At an appellate hearing this morning in case no. 616432, counsel for the Washington State Human Rights Commission urged the court to reverse an administrative law judge’s dismissal, arguing that enforcement of Summerwalk Homeowners Association covenants against homeowner Joseph Mitchell is covered by the state’s anti‑discrimination statute as a service tied to the original real‑estate transaction.
"The court should reverse the administrative law judge's final order dismissing the commission's amended complaint for lack of jurisdiction," counsel Cassandra Baker told the panel, arguing the ALJ treated a merits question as jurisdictional and reached the wrong conclusion on whether covenant enforcement is a covered service.
The commission’s argument, Baker said, rests on the premise that Mitchell, an African American man who purchased a home in the Summerwalk development, was required by his deed to be bound by the declaration of covenants, conditions and restrictions (CC&Rs), to become an HOA member and to pay mandatory dues for property‑management services that would be provided in the future. Those obligations, Baker said, create a service relationship tied to the sale: "The enforcement of the covenants that govern every property in the community is a service to the community," she said, and the enforcement notices themselves stated they help "protect everyone's property values."

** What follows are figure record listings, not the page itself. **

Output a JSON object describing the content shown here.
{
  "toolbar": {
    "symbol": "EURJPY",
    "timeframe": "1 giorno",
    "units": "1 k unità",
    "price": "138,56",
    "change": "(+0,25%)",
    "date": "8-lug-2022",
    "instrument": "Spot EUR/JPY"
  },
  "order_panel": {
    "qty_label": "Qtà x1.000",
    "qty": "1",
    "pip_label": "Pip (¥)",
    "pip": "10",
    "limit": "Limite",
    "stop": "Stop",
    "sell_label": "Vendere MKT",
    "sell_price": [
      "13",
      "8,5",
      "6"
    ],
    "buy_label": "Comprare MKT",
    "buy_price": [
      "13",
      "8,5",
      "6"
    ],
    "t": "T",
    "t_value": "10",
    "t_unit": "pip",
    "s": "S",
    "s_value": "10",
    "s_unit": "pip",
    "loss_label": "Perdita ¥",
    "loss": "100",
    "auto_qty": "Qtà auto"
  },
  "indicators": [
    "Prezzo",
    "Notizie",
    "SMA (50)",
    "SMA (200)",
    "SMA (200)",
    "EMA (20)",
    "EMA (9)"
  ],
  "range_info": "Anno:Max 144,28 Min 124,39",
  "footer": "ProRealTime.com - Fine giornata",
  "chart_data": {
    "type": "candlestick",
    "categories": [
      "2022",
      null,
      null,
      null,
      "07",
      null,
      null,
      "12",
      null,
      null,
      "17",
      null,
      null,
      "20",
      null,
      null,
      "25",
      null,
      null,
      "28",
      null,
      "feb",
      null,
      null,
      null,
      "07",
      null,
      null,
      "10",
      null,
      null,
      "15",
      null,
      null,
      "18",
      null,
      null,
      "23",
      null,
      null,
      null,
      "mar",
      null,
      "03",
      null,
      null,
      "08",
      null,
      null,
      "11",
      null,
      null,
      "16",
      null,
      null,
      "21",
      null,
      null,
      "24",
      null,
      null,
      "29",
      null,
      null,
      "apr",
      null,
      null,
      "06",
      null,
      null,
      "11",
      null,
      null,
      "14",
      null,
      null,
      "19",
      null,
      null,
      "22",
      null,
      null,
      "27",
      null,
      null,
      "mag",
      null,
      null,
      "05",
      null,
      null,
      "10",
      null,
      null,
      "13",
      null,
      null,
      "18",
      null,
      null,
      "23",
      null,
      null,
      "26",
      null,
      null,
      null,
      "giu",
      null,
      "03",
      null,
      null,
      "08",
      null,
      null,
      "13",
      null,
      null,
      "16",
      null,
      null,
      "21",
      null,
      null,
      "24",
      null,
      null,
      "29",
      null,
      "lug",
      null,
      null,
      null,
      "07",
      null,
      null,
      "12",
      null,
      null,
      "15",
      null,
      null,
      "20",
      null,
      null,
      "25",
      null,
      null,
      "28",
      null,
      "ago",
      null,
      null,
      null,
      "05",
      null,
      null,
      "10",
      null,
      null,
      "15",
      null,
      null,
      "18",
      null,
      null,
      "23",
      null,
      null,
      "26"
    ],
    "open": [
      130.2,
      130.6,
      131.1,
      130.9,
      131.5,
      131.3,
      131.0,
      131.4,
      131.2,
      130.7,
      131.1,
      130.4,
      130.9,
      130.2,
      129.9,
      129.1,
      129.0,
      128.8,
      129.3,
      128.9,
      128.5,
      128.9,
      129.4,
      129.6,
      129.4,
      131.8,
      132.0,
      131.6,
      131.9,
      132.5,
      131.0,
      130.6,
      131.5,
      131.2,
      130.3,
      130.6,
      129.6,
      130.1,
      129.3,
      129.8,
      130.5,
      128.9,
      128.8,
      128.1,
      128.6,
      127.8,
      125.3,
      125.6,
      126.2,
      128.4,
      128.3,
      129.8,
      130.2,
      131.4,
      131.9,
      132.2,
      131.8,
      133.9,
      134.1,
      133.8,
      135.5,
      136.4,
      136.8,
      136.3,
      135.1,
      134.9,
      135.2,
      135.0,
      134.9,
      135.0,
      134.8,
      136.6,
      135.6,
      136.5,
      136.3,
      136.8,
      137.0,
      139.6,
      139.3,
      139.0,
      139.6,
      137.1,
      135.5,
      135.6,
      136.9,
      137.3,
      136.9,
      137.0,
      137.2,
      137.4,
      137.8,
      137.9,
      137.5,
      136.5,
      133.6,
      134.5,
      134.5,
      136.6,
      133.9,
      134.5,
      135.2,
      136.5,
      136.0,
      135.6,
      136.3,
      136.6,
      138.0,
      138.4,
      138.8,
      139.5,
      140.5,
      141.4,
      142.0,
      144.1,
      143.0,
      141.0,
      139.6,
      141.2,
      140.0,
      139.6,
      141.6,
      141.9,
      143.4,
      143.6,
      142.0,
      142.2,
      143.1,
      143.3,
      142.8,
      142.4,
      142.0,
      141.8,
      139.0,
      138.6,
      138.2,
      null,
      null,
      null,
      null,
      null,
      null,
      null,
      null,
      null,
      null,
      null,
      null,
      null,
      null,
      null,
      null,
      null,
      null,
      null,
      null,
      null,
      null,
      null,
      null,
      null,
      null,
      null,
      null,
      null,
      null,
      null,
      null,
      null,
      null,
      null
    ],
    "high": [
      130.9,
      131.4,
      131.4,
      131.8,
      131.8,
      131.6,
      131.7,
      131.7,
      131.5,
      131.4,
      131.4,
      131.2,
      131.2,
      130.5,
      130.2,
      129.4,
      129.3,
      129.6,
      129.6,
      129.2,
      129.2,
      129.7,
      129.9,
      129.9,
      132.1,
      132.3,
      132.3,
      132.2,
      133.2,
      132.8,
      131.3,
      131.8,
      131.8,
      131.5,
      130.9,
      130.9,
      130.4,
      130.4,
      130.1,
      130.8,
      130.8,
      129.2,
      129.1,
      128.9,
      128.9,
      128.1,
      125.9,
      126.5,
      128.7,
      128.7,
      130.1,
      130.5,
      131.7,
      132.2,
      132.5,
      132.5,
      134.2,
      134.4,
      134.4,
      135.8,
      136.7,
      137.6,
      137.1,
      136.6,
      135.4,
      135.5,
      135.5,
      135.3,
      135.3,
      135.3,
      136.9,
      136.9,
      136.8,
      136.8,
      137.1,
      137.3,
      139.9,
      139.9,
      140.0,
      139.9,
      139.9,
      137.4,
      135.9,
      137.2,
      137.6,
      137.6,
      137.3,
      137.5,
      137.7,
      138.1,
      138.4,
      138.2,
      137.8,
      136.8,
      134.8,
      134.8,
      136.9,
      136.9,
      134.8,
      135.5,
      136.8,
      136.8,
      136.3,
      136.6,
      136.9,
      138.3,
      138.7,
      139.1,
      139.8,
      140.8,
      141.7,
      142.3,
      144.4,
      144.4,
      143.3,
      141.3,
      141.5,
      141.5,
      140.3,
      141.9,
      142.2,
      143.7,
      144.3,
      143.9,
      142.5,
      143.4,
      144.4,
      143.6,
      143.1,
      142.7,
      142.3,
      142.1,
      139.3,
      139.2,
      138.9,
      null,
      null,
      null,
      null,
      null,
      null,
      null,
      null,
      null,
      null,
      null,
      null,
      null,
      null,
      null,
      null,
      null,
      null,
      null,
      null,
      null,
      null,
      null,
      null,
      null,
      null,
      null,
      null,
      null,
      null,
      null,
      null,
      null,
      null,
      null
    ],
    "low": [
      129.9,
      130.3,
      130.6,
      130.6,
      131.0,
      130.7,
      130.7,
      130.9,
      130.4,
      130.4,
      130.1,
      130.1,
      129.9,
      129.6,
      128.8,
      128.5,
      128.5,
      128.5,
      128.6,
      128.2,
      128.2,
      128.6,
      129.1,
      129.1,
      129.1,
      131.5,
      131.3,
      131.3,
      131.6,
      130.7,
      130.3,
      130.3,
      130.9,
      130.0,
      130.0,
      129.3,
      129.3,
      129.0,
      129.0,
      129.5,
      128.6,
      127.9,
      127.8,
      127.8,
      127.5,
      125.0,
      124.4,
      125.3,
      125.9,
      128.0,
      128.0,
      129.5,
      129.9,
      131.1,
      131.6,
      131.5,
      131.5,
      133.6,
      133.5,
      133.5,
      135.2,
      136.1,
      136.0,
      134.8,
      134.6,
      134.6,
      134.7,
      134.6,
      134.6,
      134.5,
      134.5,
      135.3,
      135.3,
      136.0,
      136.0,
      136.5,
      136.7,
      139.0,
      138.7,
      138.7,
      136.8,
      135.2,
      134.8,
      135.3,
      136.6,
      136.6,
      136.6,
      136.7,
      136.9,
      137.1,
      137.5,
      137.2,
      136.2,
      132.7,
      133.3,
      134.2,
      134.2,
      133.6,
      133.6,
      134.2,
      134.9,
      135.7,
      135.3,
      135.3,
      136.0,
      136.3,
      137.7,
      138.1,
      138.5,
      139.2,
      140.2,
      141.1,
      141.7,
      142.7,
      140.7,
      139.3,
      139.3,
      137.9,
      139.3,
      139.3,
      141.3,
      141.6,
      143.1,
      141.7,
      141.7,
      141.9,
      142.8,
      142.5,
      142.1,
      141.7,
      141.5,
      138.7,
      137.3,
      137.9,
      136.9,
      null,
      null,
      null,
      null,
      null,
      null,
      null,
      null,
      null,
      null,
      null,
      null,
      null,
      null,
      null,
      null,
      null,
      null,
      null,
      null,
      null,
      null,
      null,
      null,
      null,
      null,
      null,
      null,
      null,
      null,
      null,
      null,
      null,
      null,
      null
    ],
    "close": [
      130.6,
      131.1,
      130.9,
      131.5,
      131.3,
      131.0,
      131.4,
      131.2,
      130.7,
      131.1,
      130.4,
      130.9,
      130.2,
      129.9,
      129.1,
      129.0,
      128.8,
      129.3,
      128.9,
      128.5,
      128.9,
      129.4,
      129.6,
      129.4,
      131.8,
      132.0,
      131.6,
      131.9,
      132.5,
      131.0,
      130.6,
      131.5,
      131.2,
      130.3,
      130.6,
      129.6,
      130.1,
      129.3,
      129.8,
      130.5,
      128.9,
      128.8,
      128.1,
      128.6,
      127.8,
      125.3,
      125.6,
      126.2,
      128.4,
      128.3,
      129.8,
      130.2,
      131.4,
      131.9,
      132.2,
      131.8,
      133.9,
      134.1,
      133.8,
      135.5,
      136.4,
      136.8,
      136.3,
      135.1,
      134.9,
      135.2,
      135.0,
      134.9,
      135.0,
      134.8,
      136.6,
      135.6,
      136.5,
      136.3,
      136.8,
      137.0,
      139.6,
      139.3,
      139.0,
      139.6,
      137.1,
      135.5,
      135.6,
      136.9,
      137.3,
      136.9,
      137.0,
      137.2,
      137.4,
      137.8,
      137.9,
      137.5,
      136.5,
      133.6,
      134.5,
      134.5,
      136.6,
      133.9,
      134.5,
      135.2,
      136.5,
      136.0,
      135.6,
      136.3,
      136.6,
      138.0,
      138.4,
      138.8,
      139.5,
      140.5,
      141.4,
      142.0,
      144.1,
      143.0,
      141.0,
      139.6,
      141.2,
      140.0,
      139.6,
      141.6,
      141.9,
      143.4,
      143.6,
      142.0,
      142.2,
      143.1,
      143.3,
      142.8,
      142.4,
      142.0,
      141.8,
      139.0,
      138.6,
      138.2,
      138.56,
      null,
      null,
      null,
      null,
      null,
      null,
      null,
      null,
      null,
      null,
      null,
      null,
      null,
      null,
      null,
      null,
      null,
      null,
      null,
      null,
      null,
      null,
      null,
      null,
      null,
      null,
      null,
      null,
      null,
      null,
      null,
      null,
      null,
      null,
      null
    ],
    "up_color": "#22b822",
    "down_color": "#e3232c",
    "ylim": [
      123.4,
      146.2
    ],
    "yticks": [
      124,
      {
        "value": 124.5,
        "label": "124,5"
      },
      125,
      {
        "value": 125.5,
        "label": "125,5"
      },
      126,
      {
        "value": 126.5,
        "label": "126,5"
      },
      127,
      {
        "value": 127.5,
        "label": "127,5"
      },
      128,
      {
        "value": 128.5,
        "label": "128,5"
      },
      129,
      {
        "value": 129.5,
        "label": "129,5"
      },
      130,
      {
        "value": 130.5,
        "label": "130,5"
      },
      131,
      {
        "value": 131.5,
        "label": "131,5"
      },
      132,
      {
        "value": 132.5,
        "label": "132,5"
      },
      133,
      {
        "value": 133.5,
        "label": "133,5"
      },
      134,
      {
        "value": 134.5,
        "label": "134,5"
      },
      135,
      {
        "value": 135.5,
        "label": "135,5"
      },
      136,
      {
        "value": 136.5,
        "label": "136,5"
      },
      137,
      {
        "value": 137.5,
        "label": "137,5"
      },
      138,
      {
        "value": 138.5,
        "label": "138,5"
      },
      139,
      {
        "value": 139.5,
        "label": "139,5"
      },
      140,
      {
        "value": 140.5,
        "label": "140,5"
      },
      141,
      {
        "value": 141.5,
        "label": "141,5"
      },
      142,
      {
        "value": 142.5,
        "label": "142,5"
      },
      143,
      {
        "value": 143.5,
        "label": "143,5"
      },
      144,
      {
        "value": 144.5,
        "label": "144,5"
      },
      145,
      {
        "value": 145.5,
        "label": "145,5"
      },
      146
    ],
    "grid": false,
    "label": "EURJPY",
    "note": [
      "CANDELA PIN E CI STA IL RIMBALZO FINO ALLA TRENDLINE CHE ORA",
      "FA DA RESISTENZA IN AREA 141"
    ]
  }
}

Responding, Michelle Nassar, appearing for respondent Summerwalk HOA and related parties, urged a narrower reading. She told the court the statute limits the Commission’s jurisdiction to defined "real estate transactions" and that community enforcement of CC&Rs is an optional governance practice, not a service purchased as part of a sale: "The sale transaction only involves the seller and the purchaser. It doesn't mention the HOA," Nassar said.
The bench probed whether the statute’s language permits an expansive temporal reach—i.e., enforcement actions years after a sale—and whether the legislature intended an agency investigation into long‑past neighborhood disputes. Baker replied that the statutory provision cited in the transcript (rendered there as "RCW 49 62 22 1 b") imposes no explicit temporal limitation on services "furnished in connection" with a transaction and that the Commission is required to investigate complaints that allege violations of the real‑estate provisions (the transcript also cites "RCW 49 62 41 c"). Baker emphasized the remedial purpose underlying the statute and cited precedent the Commission views as supportive, including Tafoya v. Washington State Human Rights Commission and a federal appellate decision involving post‑purchase enforcement of condo rules (referred to in argument as the Bloch/Block matter).
Nassar countered that Tafoya is distinguishable because it concerned continuing rental/lease relationships that are explicitly listed in the statute and that permitting agency oversight of private HOA rule enforcement would subject homeowners and neighbor disputes to state investigations: "This is a private matter. It is not for the state to intervene," she said.
Both sides were asked to address whether the statutory phrase "services associated with the real estate transaction" should be read narrowly—limited to lending, brokerage and other discrete transactional services—or broadly to include covenant enforcement that flows from mandatory membership terms. The panel’s questions repeatedly focused on (1) whether a qualifying "transaction" must be ongoing or discrete, and (2) whether the statute’s remedial goals require a liberal construction that would cover post‑sale enforcement actions.
The oral argument concluded after each side reserved time for rebuttal; the panel thanked counsel and ended the second of three cases for the morning. The court did not announce a decision at the hearing.